You have to believe in omens. Stephen Shore was born in 1947, the year that the writer Jack Kerouac set off on a journey across the United States from east to west, the origin of his cult novel On the road. For fifty years, the New York photographer has also traveled his country by car, but also by train or plane, as shown in the retrospective at the Fondation Henri-Cartier-Bresson. “He used all types of transport to explore the urban America of brick houses, signs, gas stations…”, explains curator Clément Chéroux.
At 23, the gifted artist who had already been exhibited at the Metropolitan Museum of Art was looking for “a form of liberation to create images as true to life as possible.” And he would find it, in 1972, on the legendary Route 66, between Arizona and Chicago: “Spending hours behind the wheel plunged me into a state of hypersensitivity to what surrounded me, including what no one noticed.” His first major color series, American Surfaces, therefore appears as a logbook made up of small snapshots of what he has before his eyes at random moments: meals at the drive-in, the TV in his motel, strangers he meets…
Bursting with detail
With Uncommon Places, Stephen Shore continues his inventory of the ordinary in a more elaborate manner, in large formats composed with a view camera, bursting with detail.

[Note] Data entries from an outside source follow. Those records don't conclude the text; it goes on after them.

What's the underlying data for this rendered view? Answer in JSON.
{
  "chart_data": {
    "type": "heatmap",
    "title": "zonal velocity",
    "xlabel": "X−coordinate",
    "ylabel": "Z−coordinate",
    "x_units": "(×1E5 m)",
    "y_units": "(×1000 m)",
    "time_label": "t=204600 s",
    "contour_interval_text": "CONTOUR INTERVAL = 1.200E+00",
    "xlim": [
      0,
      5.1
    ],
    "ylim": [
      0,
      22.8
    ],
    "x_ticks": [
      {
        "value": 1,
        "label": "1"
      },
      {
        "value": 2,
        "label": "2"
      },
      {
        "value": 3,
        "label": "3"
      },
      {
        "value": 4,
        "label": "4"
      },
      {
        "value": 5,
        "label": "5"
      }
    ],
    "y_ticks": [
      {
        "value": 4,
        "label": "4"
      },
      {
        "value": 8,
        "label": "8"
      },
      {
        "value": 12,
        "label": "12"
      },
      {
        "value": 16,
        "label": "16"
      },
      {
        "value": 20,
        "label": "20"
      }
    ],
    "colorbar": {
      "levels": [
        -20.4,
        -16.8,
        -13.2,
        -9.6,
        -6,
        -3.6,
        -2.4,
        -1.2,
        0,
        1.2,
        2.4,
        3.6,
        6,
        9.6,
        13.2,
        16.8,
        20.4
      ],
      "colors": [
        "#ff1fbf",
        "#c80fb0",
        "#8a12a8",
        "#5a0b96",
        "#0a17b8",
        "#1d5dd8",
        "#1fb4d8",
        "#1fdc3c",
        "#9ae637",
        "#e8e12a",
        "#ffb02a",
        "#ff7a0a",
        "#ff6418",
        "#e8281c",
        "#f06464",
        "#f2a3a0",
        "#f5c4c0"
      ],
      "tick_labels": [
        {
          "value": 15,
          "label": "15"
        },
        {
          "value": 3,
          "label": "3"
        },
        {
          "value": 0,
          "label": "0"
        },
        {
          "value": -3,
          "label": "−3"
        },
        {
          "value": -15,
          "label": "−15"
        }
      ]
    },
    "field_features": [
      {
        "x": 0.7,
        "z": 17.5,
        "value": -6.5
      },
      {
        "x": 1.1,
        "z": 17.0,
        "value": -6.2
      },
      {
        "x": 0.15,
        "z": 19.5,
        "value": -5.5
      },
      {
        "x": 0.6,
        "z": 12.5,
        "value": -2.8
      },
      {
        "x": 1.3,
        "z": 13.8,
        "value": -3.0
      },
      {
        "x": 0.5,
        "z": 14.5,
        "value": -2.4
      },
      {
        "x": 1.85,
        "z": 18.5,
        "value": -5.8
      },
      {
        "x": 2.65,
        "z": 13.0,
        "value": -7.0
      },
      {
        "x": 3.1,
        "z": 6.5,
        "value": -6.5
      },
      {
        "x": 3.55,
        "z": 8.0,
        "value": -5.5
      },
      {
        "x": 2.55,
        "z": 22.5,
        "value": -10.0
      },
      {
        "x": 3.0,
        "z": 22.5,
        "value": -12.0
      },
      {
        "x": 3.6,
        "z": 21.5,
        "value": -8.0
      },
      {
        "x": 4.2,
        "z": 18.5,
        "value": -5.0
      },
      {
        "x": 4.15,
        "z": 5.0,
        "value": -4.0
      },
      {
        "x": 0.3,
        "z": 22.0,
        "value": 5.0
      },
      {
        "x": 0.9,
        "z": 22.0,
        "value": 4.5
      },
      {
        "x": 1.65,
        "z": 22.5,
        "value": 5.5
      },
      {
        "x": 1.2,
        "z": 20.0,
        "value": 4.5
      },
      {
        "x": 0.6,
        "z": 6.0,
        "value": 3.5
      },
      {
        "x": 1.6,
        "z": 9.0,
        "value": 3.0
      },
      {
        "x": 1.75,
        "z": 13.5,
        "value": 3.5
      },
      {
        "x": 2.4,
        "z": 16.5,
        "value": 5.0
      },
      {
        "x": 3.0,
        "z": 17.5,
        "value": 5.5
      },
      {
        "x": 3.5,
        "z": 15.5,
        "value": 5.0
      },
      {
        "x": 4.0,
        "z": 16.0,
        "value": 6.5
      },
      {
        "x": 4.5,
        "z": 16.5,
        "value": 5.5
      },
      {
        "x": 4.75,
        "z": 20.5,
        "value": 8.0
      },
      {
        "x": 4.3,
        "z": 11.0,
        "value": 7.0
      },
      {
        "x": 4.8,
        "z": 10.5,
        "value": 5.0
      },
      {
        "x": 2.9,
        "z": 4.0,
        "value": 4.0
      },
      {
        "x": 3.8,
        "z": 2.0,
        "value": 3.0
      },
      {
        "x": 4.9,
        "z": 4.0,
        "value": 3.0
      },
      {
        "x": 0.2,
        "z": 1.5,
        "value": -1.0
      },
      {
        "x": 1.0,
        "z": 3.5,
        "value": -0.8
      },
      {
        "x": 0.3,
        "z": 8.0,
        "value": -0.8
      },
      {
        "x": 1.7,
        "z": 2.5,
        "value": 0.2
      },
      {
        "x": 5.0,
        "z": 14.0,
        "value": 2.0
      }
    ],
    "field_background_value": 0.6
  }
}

The scarlet neon of a Wisconsin cinema, the immaculate chapel of an Alberta prairie, a telephone booth on the tawny sand of Arizona stand out… “Color was confined to the press and family photos; he helped to impose it in art,” observes Clément Chéroux.
Over the past twenty years, the pioneer has renewed himself again. After forays by train or plane, he captures the territory from drone height: “This close-to-the-ground flight allows me to highlight the borders, like this town in Virginia, which extends near a highway and a marsh.” “On the way, (…) I would be handed the rare pearl,” Kerouac hoped. Stephen Shore, for his part, used his odyssey to reveal everyday life.